Il patto tradito sul consenso
"Quel voto unanime alla Camera non fu un incidente parlamentare: fu il frutto di una intesa politica esplicita, costruita a Montecitorio, che vedeva la Presidenza del Consiglio assumere l'impegno di non arretrare sul principio del consenso, riconoscendo che su un tema come la violenza di genere lo Stato deve parlare con una sola voce", dice il capogruppo Pd a Palazzo Madama, Francesco Boccia, prendendo parte a una seduta in Commissione in cui non sono mancati toni accesi. "Una sorta di stretta di mano ideale - ha detto ancora Boccia - tra maggioranza e opposizione, che aveva un significato profondo: dire alle donne che la loro parola conta, che il loro 'no' è sufficiente, che non spetta a loro dimostrare di aver resistito, urlato, reagito. Arrivato il provvedimento al Senato, quel patto è stato consapevolmente rotto".
Le accuse delle opposizioni
"La presidente Bongiorno non si è attenuta alle intese che avevamo raggiunto: eravamo quasi giunti a un testo condiviso e invece lei ha presentato un testo che stravolge tutto", sottolinea Ada Lopreiato per M5s. Per Ilaria Cucchi (Avs), "la destra difende la cultura patriarcale colpendo le donne e indebolendo la lotta contro la violenza di genere. Ancora una volta la destra fa propaganda sulla pelle delle donne, sui nostri corpi. Il consenso non si negozia, non si annacqua, non si cancella. Senza consenso è stupro. Non staremo in silenzio a guardare i giochetti della destra. Sarà battaglia nelle piazze e in Parlamento per i diritti, la libertà e l'autodeterminazione delle donne. Tutelare le donne significa tutelare la qualità della nostra democrazia", annuncia.
La replica di Giulia Bongiorno
Le minoranze, intanto, chiedono e ottengono nuove audizioni, vogliono che non si proceda più con il percorso speciale della sede redigente che accelera i tempi in Aula, ma si ritorni alla fase referente per poter approfondire l'esame delle norme. Bongiorno vota per l'approvazione del suo testo in commissione e rivendica le sue scelte giuridiche e politiche: "Posso dire in maniera chiara e categorica che il patto era per mettere al centro di questa legge la volontà della donna patto stra-rispettato. E secondo me, questo testo fa un passo avanti rispetto a quello della Camera".

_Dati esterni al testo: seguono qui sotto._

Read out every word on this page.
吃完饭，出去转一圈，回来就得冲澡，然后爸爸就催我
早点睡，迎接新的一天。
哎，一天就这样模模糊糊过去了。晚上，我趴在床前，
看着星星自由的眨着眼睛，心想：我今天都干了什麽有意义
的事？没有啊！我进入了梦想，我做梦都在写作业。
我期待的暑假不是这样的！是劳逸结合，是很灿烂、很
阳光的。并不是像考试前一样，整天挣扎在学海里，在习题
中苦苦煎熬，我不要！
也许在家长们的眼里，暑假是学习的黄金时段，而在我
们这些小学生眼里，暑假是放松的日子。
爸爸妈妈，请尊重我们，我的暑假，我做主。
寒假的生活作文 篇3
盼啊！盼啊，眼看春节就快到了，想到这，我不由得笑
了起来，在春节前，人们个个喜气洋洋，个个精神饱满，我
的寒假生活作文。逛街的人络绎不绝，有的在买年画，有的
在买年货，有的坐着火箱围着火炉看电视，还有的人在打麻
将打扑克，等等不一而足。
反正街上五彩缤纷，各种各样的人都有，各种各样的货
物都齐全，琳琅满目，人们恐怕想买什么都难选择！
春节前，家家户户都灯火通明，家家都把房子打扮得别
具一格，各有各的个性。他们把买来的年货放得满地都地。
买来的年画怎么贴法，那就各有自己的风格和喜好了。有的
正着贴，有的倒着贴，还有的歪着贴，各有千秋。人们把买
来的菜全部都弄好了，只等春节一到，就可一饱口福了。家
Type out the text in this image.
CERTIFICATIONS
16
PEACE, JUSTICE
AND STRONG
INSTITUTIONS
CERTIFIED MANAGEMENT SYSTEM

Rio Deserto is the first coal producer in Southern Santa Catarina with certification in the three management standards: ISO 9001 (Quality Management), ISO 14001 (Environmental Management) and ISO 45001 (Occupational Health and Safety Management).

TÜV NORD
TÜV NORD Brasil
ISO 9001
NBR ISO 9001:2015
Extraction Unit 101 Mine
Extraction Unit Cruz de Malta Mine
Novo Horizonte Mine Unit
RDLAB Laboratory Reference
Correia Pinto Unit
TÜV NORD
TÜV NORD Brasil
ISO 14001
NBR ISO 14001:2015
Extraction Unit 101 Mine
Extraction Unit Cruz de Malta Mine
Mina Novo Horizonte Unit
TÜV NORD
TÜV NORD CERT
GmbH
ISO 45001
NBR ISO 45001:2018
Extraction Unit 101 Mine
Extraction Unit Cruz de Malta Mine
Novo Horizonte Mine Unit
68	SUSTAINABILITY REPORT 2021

E ancora: "Qui nessuno vuole insabbiare il ddl sulla violenza sessuale. Io volevo andare avanti ma siccome credo che se si riuscisse a capire che mettiamo al centro la donna, la volontà della donna e che se si raggiungesse un accordo sarebbe bene per tutti, allora vediamo se un ciclo di audizioni aiuta", aggiunge. "L'obiettivo è fare un buon testo, il secondo obiettivo è vedere di trovare un accordo, il terzo è non allungare troppo i tempi ma questo non lo metterei prima degli altri due". E sulle voci di un confronto riservato con Salvini o con Meloni prima di depositare il testo, replica: "Non credo sia corretto parlare delle interlocuzioni all'interno della maggioranza. Ho letto che molti dicono che ho parlato con Salvini. Con Salvini credo di non aver mai parlato di questo testo. Credo di aver letto una sua dichiarazione in cui diceva di essere contrariassimo all'abbassamento delle pene. Avrò avuto una brevissima interlocuzione. La maggior parte delle persone con cui ho parlato sono state la senatrice Stafani, fondamentale in questo percorso, il gruppo FdI, e ho tentato di parlare con i gruppi di opposizione".